The founder of India's fourth largest outsourcing company has quit after admitting the company's revenue had been inflated.

B Ramalinga Raju, chairman of Satyam, admitted "non existent" cash and interest was logged on the company's balance sheet in September 2008.

In a letter to Satyam's board of directors, Raju said he was stepping down and was "prepared to submit himself to the law of the land".

Raju said that in September, Satyam reported second quarter revenues of 27bn rupees (£374m) against actual revenues of 21bn rupees (£292m), and an operating margin of 24 per cent against an actual margin of three per cent.

The revelation wiped more than 80 per cent off the value of Satyam's shares on the Bombay Stock Exchange today.

Satyam employs 53,000 staff in 66 countries, and counts 185 Fortune 500 companies among its customers.

In the letter, Raju said: "The gap in the balance sheet has arisen purely on account of inflated profits over a period of the last several years (limited only to Satyam standalone, books of subsidiaries reflecting true performance).

"What started as a marginal gap between actual operating profit and the one reflected in the books of accounts continued to grow over the years.

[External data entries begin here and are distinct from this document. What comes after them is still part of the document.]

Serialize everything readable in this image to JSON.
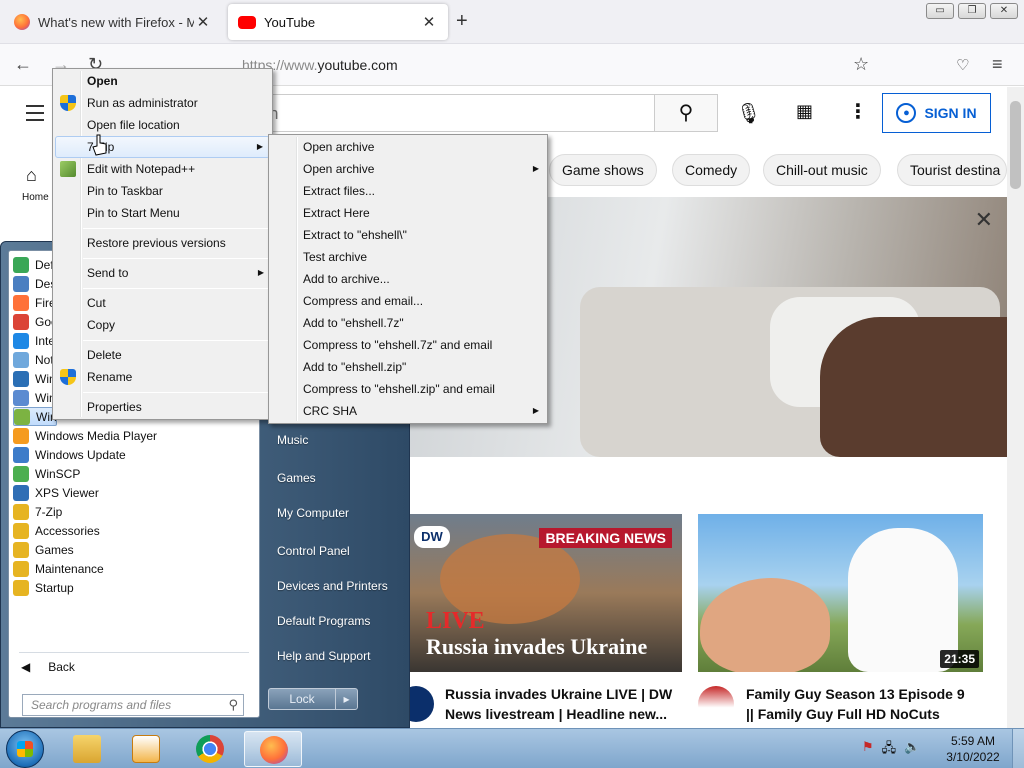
{
  "browser": {
    "tabs": [
      {
        "title": "What's new with Firefox - More",
        "close": "✕"
      },
      {
        "title": "YouTube",
        "close": "✕"
      }
    ],
    "new_tab": "+",
    "window_controls": {
      "minimize": "▭",
      "restore": "❐",
      "close": "✕"
    },
    "nav": {
      "back": "←",
      "forward": "→",
      "reload": "↻",
      "url_scheme": "https://www.",
      "url_host": "youtube.com",
      "bookmark": "☆",
      "pocket": "♡",
      "menu": "≡"
    }
  },
  "youtube": {
    "search_placeholder": "h",
    "search_icon": "⚲",
    "mic_icon": "🎙",
    "apps_icon": "▦",
    "more_icon": "⋮",
    "sign_in": "SIGN IN",
    "home_label": "Home",
    "chips": [
      "Game shows",
      "Comedy",
      "Chill-out music",
      "Tourist destina"
    ],
    "banner_close": "✕",
    "videos": [
      {
        "thumb_breaking": "BREAKING NEWS",
        "thumb_live": "LIVE",
        "thumb_headline": "Russia invades Ukraine",
        "thumb_logo": "DW",
        "title_line1": "Russia invades Ukraine LIVE | DW",
        "title_line2": "News livestream | Headline new..."
      },
      {
        "duration": "21:35",
        "title_line1": "Family Guy Season 13 Episode 9",
        "title_line2": "|| Family Guy Full HD NoCuts"
      }
    ]
  },
  "start_menu": {
    "programs": [
      {
        "label": "Def",
        "color": "#3aa757"
      },
      {
        "label": "Des",
        "color": "#4a7fc1"
      },
      {
        "label": "Fire",
        "color": "#ff7139"
      },
      {
        "label": "Goo",
        "color": "#db4437"
      },
      {
        "label": "Inte",
        "color": "#1e88e5"
      },
      {
        "label": "Not",
        "color": "#6fa8dc"
      },
      {
        "label": "Win",
        "color": "#2b6fb5"
      },
      {
        "label": "Win",
        "color": "#5b8bd1"
      },
      {
        "label": "Win",
        "color": "#7cb342"
      },
      {
        "label": "Windows Media Player",
        "color": "#f59b1f"
      },
      {
        "label": "Windows Update",
        "color": "#3d7cc9"
      },
      {
        "label": "WinSCP",
        "color": "#4caf50"
      },
      {
        "label": "XPS Viewer",
        "color": "#2f6eb5"
      },
      {
        "label": "7-Zip",
        "color": "#e6b422"
      },
      {
        "label": "Accessories",
        "color": "#e6b422"
      },
      {
        "label": "Games",
        "color": "#e6b422"
      },
      {
        "label": "Maintenance",
        "color": "#e6b422"
      },
      {
        "label": "Startup",
        "color": "#e6b422"
      }
    ],
    "back": "Back",
    "back_arrow": "◀",
    "search_placeholder": "Search programs and files",
    "right_items": [
      "Music",
      "Games",
      "My Computer",
      "Control Panel",
      "Devices and Printers",
      "Default Programs",
      "Help and Support"
    ],
    "lock": "Lock",
    "lock_arrow": "▸"
  },
  "context_menu": {
    "items": [
      "Open",
      "Run as administrator",
      "Open file location",
      "7-Zip",
      "Edit with Notepad++",
      "Pin to Taskbar",
      "Pin to Start Menu",
      "Restore previous versions",
      "Send to",
      "Cut",
      "Copy",
      "Delete",
      "Rename",
      "Properties"
    ],
    "submenu_arrow": "▶"
  },
  "zip_submenu": {
    "items": [
      "Open archive",
      "Open archive",
      "Extract files...",
      "Extract Here",
      "Extract to \"ehshell\\\"",
      "Test archive",
      "Add to archive...",
      "Compress and email...",
      "Add to \"ehshell.7z\"",
      "Compress to \"ehshell.7z\" and email",
      "Add to \"ehshell.zip\"",
      "Compress to \"ehshell.zip\" and email",
      "CRC SHA"
    ]
  },
  "taskbar": {
    "apps": [
      "Windows Explorer",
      "Windows Media Player",
      "Google Chrome",
      "Firefox"
    ],
    "tray_icons": [
      "⚑",
      "🖧",
      "🔈"
    ],
    "time": "5:59 AM",
    "date": "3/10/2022"
  }
}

"It has attained unmanageable proportions as the size of company operations grew significantly."

He described the experience of trying to close the gap between the fictionalised revenue and actual turnover as "like riding a tiger, not knowing how to get off without being eaten".

The revelation follows Satyam's failed attempt last month to buy two construction firms partly owned by the company's founders.

The letter has also been circulated to the Chairman of Securities and Exchange Board of India and the stock exchanges, and Satyam has expressed dismay at the contents of the letter.

Interim CEO Ram Mynampati said the senior leaders of the company had gathered in Hyderabad and said in a statement: "We are obviously shocked by the contents of the letter.

"We have gathered together at Hyderabad to strategise the way forward in light of this startling revelation."

Satyam said it is "committed to uphold the highest levels of corporate transparency" and "will co-operate with the relevant regulatory authorities to conduct detailed investigations into this matter".

Market analyst TechMarketView warned the scandal could damage the reputation of other Indian outsourcers.

Managing partner Anthony Miller said in research note: "There is also a small risk that other leading Indian [outsourcers] will be irrationally tarred with the same brush, though judging by Indian stock market reaction, this has fortunately not been the case, at least with investors."